Shop OBEX P1 Docs P2 Docs Learn Events
Console Emulation - Page 47 — Parallax Forums

Console Emulation

1444547495058

Comments

  • I have a lot of better things to do, so I'm looking into fixing MegaYume's sprite cache emulation to be properly accurate (should fix sprite glitches and broken effects in some games and just be the right thing to do). Minor problem: I wrote the sprite logic a long time ago and it's totally cryptic gobbledygook with multiple layers of indirection (somewhat necessary to get the correct masking behaviours).

    So currently sprite cache is kept internally in renderer's cogRAM and recomputed on every blank line. This caches Y position, size and link field (cursed entity that is...) of the sprites. But to match real hardware, this should instead be recomputed when the sprite table is written to (so that job'll have to be moved to the CPU cog, just like CRAM format conversion is). But currently sprite cache is not formatted in a way that would be fast to update one sprite at a time. There's also dependency on current video mode (progressive vs. interlaced). Owie owie.

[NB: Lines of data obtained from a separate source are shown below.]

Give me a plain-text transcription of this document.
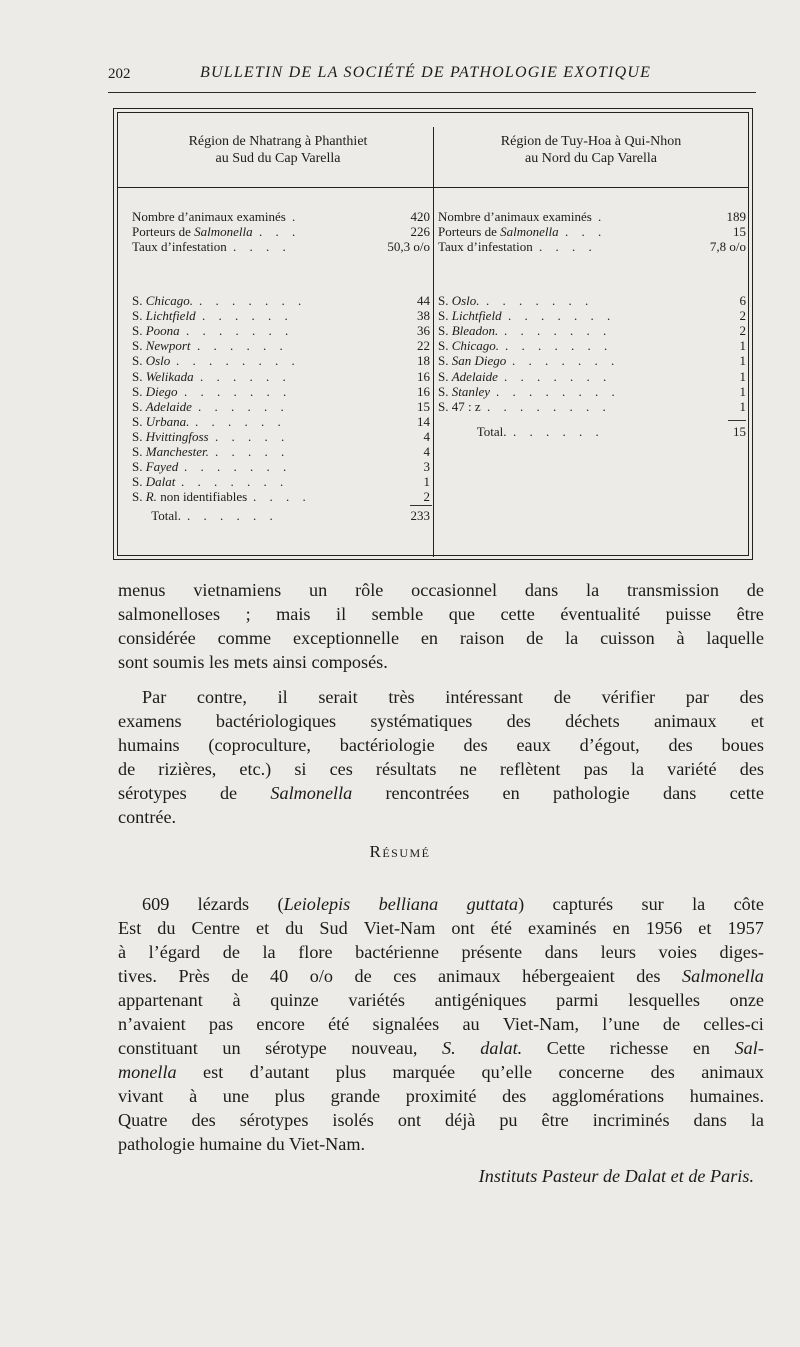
202	BULLETIN DE LA SOCIÉTÉ DE PATHOLOGIE EXOTIQUE
Région de Nhatrang à Phanthiet
au Sud du Cap Varella
Région de Tuy-Hoa à Qui-Nhon
au Nord du Cap Varella
Nombre d’animaux examinés .	420
Porteurs de Salmonella . . .	226
Taux d’infestation . . . .	50,3 o/o
Nombre d’animaux examinés .	189
Porteurs de Salmonella . . .	15
Taux d’infestation . . . .	7,8 o/o
S. Chicago. . . . . . . .	44
S. Lichtfield . . . . . .	38
S. Poona . . . . . . .	36
S. Newport . . . . . .	22
S. Oslo . . . . . . . .	18
S. Welikada . . . . . .	16
S. Diego . . . . . . .	16
S. Adelaide . . . . . .	15
S. Urbana. . . . . . .	14
S. Hvittingfoss . . . . .	4
S. Manchester. . . . . .	4
S. Fayed . . . . . . .	3
S. Dalat . . . . . . .	1
S. R. non identifiables . . . .	2
Total. . . . . . .	233
S. Oslo. . . . . . . .	6
S. Lichtfield . . . . . . .	2
S. Bleadon. . . . . . . .	2
S. Chicago. . . . . . . .	1
S. San Diego . . . . . . .	1
S. Adelaide . . . . . . .	1
S. Stanley . . . . . . . .	1
S. 47 : z . . . . . . . .	1
Total. . . . . . .	15
menus vietnamiens un rôle occasionnel dans la transmission de
salmonelloses ; mais il semble que cette éventualité puisse être
considérée comme exceptionnelle en raison de la cuisson à laquelle
sont soumis les mets ainsi composés.
Par contre, il serait très intéressant de vérifier par des
examens bactériologiques systématiques des déchets animaux et
humains (coproculture, bactériologie des eaux d’égout, des boues
de rizières, etc.) si ces résultats ne reflètent pas la variété des
sérotypes de Salmonella rencontrées en pathologie dans cette
contrée.
Résumé
609 lézards (Leiolepis belliana guttata) capturés sur la côte
Est du Centre et du Sud Viet-Nam ont été examinés en 1956 et 1957
à l’égard de la flore bactérienne présente dans leurs voies diges-
tives. Près de 40 o/o de ces animaux hébergeaient des Salmonella
appartenant à quinze variétés antigéniques parmi lesquelles onze
n’avaient pas encore été signalées au Viet-Nam, l’une de celles-ci
constituant un sérotype nouveau, S. dalat. Cette richesse en Sal-
monella est d’autant plus marquée qu’elle concerne des animaux
vivant à une plus grande proximité des agglomérations humaines.
Quatre des sérotypes isolés ont déjà pu être incriminés dans la
pathologie humaine du Viet-Nam.
Instituts Pasteur de Dalat et de Paris.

  • Well, it was a success, but the internet died and now I can't upload it (without mayor hassle, anyways). Take this bad picture, wherein the rather clever snow effect in Stone Protectors now correctly displays, as proof.

  • Well, everything's okay again, so I pushed new MegaYume V1.3 beta code to github.

    I fixed the aforementioned sprite cache behaviour, which should fix glitches or missing sprites in a few games, including:

    • Stone Protectors (missing snow effect)
    • Gauntlet IV (missing sprites when there's a lot of enemies)
    • King of the Monsters (everything was broken)
    • Samurai Shodown (occasional glitches)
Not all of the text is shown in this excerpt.